Bien qu’en infériorité numérique l’armée de Napoléon 1er est alors sur le point de faire basculer la bataille, mais ne détient pas encore la victoire. En effet les soldats russes continuent de faire preuve d’une courageuse résistance face aux assauts français de la Vieille Garde commandée par le général Friant à la ferme des Greneaux et au bois Bailly mais également face à la 8e division du général Ricard qui contre-attaque vers 14 heures autour du Tremblay pour reprendre Marchais mais qui échoue en essuyant de lourdes pertes. 

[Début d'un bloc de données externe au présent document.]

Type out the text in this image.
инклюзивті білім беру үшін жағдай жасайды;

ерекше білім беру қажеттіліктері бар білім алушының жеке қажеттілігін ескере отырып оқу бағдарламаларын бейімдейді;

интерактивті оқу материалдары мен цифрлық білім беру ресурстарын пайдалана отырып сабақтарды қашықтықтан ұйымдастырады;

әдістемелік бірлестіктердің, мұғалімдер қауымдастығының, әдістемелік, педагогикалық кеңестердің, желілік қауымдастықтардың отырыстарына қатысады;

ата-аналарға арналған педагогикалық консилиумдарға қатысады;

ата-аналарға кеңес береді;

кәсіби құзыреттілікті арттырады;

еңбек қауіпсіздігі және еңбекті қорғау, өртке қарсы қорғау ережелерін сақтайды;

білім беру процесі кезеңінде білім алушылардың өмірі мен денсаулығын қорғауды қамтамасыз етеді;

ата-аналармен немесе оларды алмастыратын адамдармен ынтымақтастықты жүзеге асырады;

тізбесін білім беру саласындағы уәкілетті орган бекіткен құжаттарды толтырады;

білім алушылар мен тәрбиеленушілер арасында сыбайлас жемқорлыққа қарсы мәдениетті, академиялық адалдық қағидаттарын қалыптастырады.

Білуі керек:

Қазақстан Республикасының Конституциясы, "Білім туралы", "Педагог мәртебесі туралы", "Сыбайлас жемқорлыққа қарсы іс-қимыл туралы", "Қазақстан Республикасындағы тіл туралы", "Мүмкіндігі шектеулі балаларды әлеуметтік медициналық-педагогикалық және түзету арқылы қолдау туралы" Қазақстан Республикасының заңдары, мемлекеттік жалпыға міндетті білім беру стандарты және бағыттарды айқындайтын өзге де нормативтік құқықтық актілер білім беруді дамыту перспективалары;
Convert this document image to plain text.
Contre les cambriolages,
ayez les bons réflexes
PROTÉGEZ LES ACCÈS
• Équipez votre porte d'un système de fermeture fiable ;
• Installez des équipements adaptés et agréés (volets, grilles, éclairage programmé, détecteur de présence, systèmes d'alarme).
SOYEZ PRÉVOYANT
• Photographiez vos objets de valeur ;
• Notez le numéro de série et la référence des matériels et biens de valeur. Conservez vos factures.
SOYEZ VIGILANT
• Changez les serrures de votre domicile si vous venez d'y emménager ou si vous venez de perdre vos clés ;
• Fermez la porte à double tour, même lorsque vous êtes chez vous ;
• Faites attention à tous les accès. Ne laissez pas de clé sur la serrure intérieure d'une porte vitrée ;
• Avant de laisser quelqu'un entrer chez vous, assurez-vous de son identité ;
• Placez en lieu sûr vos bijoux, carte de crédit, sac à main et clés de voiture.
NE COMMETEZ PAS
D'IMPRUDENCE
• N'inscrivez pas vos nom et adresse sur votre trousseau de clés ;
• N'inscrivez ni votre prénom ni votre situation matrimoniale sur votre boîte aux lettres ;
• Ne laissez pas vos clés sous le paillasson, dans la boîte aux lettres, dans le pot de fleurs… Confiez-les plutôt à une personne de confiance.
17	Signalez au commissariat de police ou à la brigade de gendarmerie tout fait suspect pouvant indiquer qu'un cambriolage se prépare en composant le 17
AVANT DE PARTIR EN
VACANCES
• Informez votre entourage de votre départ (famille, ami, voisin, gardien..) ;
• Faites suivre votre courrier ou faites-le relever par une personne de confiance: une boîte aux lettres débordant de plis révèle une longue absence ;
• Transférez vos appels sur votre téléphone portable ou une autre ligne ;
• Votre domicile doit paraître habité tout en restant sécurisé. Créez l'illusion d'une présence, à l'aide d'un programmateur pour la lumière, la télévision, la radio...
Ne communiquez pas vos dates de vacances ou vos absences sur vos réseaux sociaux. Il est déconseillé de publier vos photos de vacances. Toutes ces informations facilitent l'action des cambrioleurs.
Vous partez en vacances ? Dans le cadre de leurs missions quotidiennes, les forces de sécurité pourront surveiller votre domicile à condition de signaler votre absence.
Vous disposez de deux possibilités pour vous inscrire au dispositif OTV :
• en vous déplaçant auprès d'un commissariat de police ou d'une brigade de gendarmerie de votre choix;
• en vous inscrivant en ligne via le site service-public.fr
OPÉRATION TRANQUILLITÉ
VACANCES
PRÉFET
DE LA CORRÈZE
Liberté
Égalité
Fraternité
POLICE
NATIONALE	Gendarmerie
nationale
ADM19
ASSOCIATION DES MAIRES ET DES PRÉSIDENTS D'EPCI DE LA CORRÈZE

Le général Ricard, commandant la 8e division
d'infanterie

La situation devient critique vers 15 heures quand les avant-gardes prussiennes de Yorck von Wartenburg surgissent à Fontenelle, au nord du champ de bataille et que les troupes russes tentent de se joindre à elles pour faire front commun. Heureusement les renforts attendus par l’Empereur finissent par poindre à l’horizon, venant de Montmirail. A peine arrivée, la 2e division d’infanterie de la Garde du général Michel conduite par le maréchal Mortier et le général Michel est engagée au nord face aux soldats prussiens et les refoulent rapidement.

 

 

Une victoire aux lendemains incertains

En fin d’après-midi, après avoir perdu et repris Marchais-en-Brie à cinq reprises, la gauche et le centre de l’armée française finissent par chasser les troupes russes du village vers 16 heures avant de se rabattre sur l’Epine-aux-Bois avec le soutien de la cavalerie de la Garde du général Nansouty bientôt rejoints par les gardes d’honneurs de la division de cavalerie Defrance. La ferme des Greneaux, où les Russes résistaient depuis des heures, finit elle aussi par tomber devant les assauts de la Vieille Garde conduite par le maréchal Ney. La victoire acquise, les troupes françaises sont cependant trop éprouvées pour poursuivre leurs adversaires qui se replient sur la route de Château-Thierry, où la cavalerie impériale bousculera néanmoins l’arrière-garde prussienne le lendemain.

 

Montmirail, vive l'Empereur
©Bibliothèque municipale de Valenciennes

A l’heure du bilan les sources varient, mais Russes et Prussiens semblent avoir laissé près de quatre mille hommes, treize canons et six drapeaux sur le champ de bataille, des pertes lourdes pour ces deux corps d’armées, mais cependant faibles pour les coalisés, qui ont causé la perte de près de deux milles soldats français tués ou blessés, des hommes de valeur qui feront bien défaut par la suite. On peut encore voir dans Montmirail, au couvent de Montléan devenu aujourd’hui maison de retraite, un monument rappelant que le baron Larrey, chirurgien militaire, recueillit et opéra de nombreux blessés en ces lieux qu’il avait transformés en ambulance militaire.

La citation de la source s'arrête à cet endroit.